You have composed some pieces for original soundtracks to movies. What role do you think music plays in a movie?

I think there is often too much music in the films: in most American cinema it’s constantly
there, as if they were afraid of letting the scenes live by themselves. When you compose
themes for a film you have a responsibility. The same scene with two different musical
moods could either mean something or its opposite. It’s very powerful.

You have been remixing songs by other artists since 2001. But "Down to the Bone"
is a cover record of Depeche Mode songs in chamber music. How did this idea
come about? Are you a fan of DM?

I did remixes during my musician life, and I like that. But ‘Down To The Bone’ is actually
not a remix record, I’d call it a cover album. To me, remixing means reconstructing a piece out of its original sound files. Making a cover is totally replaying - and in my case re-orchestrating - songs in your own way. I’m not a fan of Depeche Mode. I chose their
repertoire because it was rich enough to provide plenty of famous songs I would like to
sing and reshape them in a very different direction than the original. Where it was all about synthesizers, beats and electronic production, I wanted to bring all that towards quietness, acoustic sounds, chamber music with piano, strings and clarinet.

Are there any artists in or outside the world of classical or neo-classical that you're
excited about currently?

Actually I don’t listen at all to neo-classical music. I almost hate it. As a composer I
stopped doing this kind of music during the past decade. By the time Max Richter and
Jóhann Jóhannsson reached recognition and many younger artists switched to piano
music, I was already feeling the need to move on. I started to work on abstraction and «
orchestrated silence ». The musicians I admire are in different genres: experimental, free
improvisation, contemporary, field recordings, and still a little bit of rock.

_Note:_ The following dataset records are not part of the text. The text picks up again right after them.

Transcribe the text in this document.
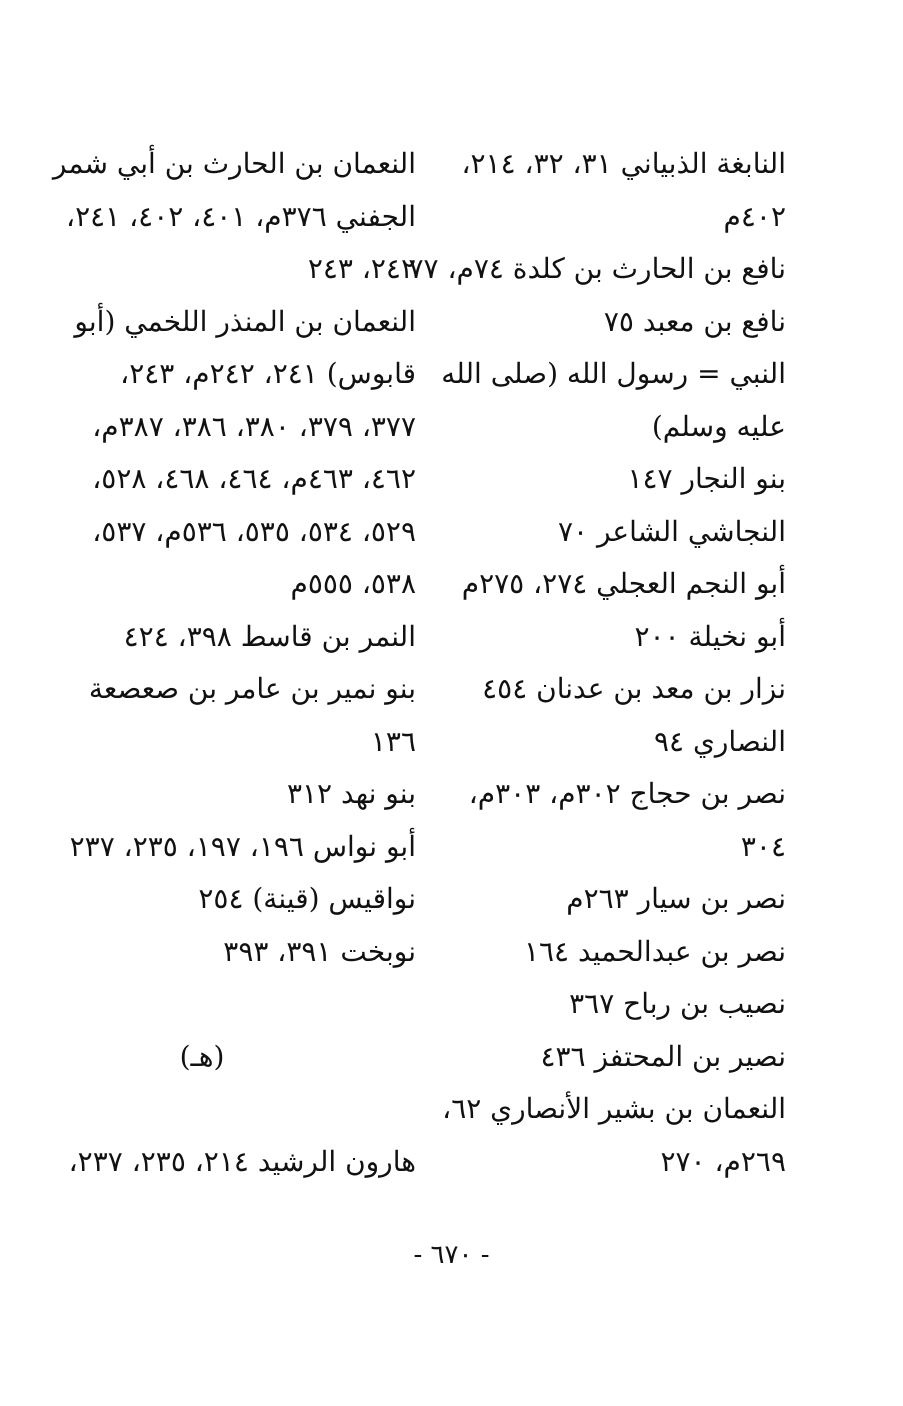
النابغة الذبياني ٣١، ٣٢، ٢١٤،
٤٠٢م
نافع بن الحارث بن كلدة ٧٤م، ٧٧
نافع بن معبد ٧٥
النبي = رسول الله (صلى الله
عليه وسلم)
بنو النجار ١٤٧
النجاشي الشاعر ٧٠
أبو النجم العجلي ٢٧٤، ٢٧٥م
أبو نخيلة ٢٠٠
نزار بن معد بن عدنان ٤٥٤
النصاري ٩٤
نصر بن حجاج ٣٠٢م، ٣٠٣م،
٣٠٤
نصر بن سيار ٢٦٣م
نصر بن عبدالحميد ١٦٤
نصيب بن رباح ٣٦٧
نصير بن المحتفز ٤٣٦
النعمان بن بشير الأنصاري ٦٢،
٢٦٩م، ٢٧٠
النعمان بن الحارث بن أبي شمر
الجفني ٣٧٦م، ٤٠١، ٤٠٢، ٢٤١،
٢٤٢، ٢٤٣
النعمان بن المنذر اللخمي (أبو
قابوس) ٢٤١، ٢٤٢م، ٢٤٣،
٣٧٧، ٣٧٩، ٣٨٠، ٣٨٦، ٣٨٧م،
٤٦٢، ٤٦٣م، ٤٦٤، ٤٦٨، ٥٢٨،
٥٢٩، ٥٣٤، ٥٣٥، ٥٣٦م، ٥٣٧،
٥٣٨، ٥٥٥م
النمر بن قاسط ٣٩٨، ٤٢٤
بنو نمير بن عامر بن صعصعة
١٣٦
بنو نهد ٣١٢
أبو نواس ١٩٦، ١٩٧، ٢٣٥، ٢٣٧
نواقيس (قينة) ٢٥٤
نوبخت ٣٩١، ٣٩٣
(هـ)
هارون الرشيد ٢١٤، ٢٣٥، ٢٣٧،
- ٦٧٠ -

I could maybe
sum up by saying that I’m obsessed by John Cage and Morton Feldman. And in the past
months, I‘ve been listening mostly to John Coltrane and to Beach House.


What are your thoughts about the minimalist movement today?

Honestly, I believe there are no movements anymore today. It’s almost impossible.
Information spreads so fast with the internet that everything new is immediately heard and re-used and overwhelmed. There can’t be such things as musical schools or local scenes anymore. Therefore, we’re by ourselves on this ocean of sounds and, frankly, it’s OK likethat.

Technology has changed the geography of musical movements and their audiences.
Your audience may not be the people who live next door, but someone who’s living
in Lebanon or Iran, and that regarding music, you may have more in common with
that community than the people who you meet at a party. How does this situation
affect you as a musician and the music you make? 

This is a very interesting period for a musician. The digital revolution may have many
downsides, it has also opened new possibilities and it allows the music to travel so easily.
In the past 15 years it has also become much easier to travel around the world for a cheap cost: underground musicians can go play live much easier in many countries. I’m also glad that recording music is not anymore the privilege of people going in expensive,
unaffordable studios. And I’m glad that music can be shared around the world like this.
Lebanon or Iran, yes, it’s possible. I had a interesting email exchange with a young
musician from Ukraine last year. I’m terribly conscious of the many dangers humanity will
have to face during this century, but still, this new era remains exciting.